In late October 2020, a video on the social media platform TikTok went viral. It appeared to show a man in the process of sleepwalking as he mimes eating with a fork in his hand. The man is startled awake when the person holding the camera shouts at him, and he reflexively throws the fork at her.
Although both people in the video appeared to be unharmed in the incident, it resurfaced a long-standing myth that waking a sleepwalker could cause them harm. Some believe that waking a sleepwalker can, by itself, trigger serious conditions like a heart attack or coma.
Simply waking up a sleepwalker won’t in and of itself medically harm them, according to the American Academy of Sleep Medicine (AASM). But AASM warns that much like anyone suddenly awakened, in a strange location no less, the sleepwalker will likely be confused or even angry.
The best way to remedy a sleepwalking situation is to gently guide the person back to bed without waking them.
It’s fairly common for children to experience sleepwalking — the younger they are, the more likely. But most people grow out of it as they get older, according to AASM.

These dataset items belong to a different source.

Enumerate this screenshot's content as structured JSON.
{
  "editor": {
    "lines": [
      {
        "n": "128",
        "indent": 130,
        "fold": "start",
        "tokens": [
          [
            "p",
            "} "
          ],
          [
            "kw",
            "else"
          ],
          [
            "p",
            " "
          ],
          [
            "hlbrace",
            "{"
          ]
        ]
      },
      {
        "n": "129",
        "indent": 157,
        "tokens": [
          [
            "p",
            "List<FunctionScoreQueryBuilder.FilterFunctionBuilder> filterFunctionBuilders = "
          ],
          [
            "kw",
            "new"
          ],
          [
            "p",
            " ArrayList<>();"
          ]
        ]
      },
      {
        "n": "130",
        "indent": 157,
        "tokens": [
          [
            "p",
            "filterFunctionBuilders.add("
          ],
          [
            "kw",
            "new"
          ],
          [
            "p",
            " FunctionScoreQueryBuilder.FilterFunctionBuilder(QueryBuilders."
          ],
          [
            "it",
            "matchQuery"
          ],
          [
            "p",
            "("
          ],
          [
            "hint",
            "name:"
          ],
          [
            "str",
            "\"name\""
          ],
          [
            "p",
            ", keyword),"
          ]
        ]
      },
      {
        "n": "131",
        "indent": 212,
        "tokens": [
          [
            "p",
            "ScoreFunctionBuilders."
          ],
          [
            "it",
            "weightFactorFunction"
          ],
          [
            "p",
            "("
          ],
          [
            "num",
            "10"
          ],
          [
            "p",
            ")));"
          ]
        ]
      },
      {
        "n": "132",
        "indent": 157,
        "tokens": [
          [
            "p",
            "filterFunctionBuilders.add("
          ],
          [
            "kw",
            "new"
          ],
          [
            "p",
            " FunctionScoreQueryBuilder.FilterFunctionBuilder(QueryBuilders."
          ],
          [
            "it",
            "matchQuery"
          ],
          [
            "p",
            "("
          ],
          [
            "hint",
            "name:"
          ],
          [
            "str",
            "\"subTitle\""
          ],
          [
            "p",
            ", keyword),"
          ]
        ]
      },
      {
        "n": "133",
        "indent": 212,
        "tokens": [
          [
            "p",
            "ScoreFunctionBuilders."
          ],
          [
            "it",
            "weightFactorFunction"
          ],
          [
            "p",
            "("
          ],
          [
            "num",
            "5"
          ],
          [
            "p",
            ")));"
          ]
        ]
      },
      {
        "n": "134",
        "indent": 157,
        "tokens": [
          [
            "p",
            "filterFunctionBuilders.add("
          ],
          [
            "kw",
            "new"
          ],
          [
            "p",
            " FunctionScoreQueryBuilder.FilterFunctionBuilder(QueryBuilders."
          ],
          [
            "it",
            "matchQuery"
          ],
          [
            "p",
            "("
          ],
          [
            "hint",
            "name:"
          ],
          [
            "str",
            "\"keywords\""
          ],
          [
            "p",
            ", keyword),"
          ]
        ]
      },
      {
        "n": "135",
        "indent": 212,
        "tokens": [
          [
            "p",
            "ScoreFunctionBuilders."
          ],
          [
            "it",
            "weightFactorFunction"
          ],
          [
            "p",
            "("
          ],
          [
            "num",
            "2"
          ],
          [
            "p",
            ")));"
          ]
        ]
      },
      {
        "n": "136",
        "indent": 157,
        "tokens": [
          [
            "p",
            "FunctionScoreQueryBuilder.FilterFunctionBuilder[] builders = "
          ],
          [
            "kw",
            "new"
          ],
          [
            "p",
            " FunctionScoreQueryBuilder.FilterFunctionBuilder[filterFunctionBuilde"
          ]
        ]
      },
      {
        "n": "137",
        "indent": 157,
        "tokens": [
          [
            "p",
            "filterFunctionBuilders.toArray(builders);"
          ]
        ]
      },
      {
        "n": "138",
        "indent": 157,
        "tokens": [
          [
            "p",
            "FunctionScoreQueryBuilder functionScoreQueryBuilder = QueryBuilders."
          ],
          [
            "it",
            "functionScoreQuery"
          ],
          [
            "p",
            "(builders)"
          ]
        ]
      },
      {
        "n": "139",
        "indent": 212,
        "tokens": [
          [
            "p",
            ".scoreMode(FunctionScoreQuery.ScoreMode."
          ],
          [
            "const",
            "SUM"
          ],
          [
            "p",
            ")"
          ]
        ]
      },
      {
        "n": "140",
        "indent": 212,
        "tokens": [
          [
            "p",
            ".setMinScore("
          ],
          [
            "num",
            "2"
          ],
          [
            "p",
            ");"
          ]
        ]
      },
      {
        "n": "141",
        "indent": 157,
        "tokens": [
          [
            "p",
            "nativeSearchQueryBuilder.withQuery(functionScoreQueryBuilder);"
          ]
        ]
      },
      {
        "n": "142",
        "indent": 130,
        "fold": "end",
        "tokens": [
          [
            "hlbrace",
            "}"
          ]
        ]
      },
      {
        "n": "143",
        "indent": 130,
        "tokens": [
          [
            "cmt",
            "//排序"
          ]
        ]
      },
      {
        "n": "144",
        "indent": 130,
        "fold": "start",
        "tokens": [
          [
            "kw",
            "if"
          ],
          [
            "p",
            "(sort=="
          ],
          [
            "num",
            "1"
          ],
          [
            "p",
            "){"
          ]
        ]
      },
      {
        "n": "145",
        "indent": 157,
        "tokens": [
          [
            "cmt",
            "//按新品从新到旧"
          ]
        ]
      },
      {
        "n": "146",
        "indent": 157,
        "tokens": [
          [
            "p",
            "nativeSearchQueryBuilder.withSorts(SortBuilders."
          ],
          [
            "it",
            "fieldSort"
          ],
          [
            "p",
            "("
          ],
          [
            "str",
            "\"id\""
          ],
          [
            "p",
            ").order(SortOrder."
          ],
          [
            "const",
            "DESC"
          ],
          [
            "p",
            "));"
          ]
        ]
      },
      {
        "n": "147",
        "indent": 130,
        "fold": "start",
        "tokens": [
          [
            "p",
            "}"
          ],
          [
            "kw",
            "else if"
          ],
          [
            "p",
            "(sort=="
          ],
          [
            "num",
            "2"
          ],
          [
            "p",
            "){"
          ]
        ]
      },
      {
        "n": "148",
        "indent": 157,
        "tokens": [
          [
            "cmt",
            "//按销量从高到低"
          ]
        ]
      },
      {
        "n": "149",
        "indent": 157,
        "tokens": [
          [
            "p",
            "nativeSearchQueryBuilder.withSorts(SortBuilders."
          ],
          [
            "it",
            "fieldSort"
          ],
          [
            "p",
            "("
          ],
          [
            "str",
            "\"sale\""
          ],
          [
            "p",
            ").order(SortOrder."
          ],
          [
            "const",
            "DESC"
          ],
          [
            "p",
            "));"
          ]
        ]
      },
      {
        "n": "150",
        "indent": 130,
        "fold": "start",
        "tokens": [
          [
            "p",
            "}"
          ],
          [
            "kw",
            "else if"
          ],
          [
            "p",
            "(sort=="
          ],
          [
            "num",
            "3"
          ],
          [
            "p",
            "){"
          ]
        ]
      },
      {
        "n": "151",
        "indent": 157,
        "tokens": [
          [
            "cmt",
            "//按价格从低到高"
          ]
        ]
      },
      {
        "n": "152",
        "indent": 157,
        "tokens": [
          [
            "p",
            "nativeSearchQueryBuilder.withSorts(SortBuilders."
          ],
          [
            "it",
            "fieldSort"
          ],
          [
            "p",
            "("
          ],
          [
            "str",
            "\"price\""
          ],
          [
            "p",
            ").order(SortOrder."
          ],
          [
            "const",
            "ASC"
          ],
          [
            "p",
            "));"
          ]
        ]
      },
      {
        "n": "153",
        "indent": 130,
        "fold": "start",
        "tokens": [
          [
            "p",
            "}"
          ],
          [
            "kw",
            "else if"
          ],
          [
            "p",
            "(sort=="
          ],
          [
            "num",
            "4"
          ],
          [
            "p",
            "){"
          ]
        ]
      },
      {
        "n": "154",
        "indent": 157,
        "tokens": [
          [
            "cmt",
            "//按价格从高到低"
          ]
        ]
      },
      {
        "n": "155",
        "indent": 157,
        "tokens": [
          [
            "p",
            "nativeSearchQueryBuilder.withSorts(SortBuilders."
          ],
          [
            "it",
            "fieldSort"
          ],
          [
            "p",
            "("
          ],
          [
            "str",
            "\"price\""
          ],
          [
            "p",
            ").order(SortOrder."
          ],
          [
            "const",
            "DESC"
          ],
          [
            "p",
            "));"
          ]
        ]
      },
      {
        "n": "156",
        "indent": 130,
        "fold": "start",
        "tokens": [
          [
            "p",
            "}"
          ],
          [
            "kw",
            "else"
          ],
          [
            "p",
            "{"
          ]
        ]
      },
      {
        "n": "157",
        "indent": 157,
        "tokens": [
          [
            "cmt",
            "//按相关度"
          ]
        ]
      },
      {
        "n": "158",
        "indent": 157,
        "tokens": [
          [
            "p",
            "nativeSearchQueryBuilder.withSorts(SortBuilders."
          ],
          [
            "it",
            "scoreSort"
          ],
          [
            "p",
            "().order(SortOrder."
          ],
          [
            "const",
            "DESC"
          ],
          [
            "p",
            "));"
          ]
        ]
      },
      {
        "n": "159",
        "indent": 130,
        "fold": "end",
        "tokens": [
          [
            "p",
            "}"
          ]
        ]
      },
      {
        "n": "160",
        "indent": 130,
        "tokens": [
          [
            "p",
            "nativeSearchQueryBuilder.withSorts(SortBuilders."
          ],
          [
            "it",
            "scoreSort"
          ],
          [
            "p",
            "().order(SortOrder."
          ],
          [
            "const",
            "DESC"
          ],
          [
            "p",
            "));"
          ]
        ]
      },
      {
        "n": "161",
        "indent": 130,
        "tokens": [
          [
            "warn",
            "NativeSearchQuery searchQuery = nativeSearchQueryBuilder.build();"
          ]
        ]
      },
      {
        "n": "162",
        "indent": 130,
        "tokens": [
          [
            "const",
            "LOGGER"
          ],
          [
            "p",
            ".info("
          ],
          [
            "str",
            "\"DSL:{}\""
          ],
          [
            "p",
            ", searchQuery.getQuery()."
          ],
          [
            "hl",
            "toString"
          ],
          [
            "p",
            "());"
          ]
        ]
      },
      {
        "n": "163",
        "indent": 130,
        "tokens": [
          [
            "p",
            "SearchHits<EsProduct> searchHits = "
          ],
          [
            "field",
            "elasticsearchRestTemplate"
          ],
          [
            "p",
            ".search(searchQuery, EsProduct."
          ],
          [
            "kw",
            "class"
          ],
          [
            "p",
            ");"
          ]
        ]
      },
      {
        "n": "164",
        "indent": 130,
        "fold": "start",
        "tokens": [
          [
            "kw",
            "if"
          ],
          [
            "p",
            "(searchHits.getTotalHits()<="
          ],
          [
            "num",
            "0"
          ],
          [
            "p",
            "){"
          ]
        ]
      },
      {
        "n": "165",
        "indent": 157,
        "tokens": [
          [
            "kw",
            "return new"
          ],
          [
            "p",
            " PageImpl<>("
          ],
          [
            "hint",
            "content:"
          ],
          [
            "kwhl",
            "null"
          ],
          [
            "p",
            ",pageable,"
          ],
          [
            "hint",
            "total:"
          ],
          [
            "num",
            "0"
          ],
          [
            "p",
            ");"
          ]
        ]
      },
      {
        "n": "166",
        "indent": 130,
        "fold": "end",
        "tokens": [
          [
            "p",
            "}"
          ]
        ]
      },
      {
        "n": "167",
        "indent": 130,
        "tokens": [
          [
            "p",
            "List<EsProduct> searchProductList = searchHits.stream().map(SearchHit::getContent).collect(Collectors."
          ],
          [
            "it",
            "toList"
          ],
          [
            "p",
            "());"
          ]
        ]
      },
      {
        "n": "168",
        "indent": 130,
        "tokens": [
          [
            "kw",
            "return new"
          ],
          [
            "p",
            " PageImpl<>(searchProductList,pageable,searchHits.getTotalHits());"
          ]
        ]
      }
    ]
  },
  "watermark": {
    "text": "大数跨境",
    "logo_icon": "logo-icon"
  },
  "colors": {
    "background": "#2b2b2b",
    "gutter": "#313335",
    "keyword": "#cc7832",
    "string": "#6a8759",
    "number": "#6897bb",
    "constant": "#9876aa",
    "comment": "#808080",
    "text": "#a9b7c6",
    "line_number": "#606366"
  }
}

AASM defines sleepwalking, or somnambulism, as a sleep disorder affecting up to 4% of adults. The condition consists of, “a series of complex behaviors that culminate in walking around with an altered state of consciousness and impaired judgment.”
People who sleepwalk can unconsciously perform activities that endanger themselves, like walking downstairs, leaving their homes, and even on rare occasions, driving cars. In one extreme case, a London teenager in 2005 sleep-climbed to the top of a 130-foot crane. She was found curled up atop the crane, sleeping.
At the time, the BBC reported:
Expert Irshaad Ebrahim, of the London Sleep Centre, told the Times newspaper he had treated people who had driven cars and ridden horses while asleep.
He said one patient had even attempted to fly a helicopter.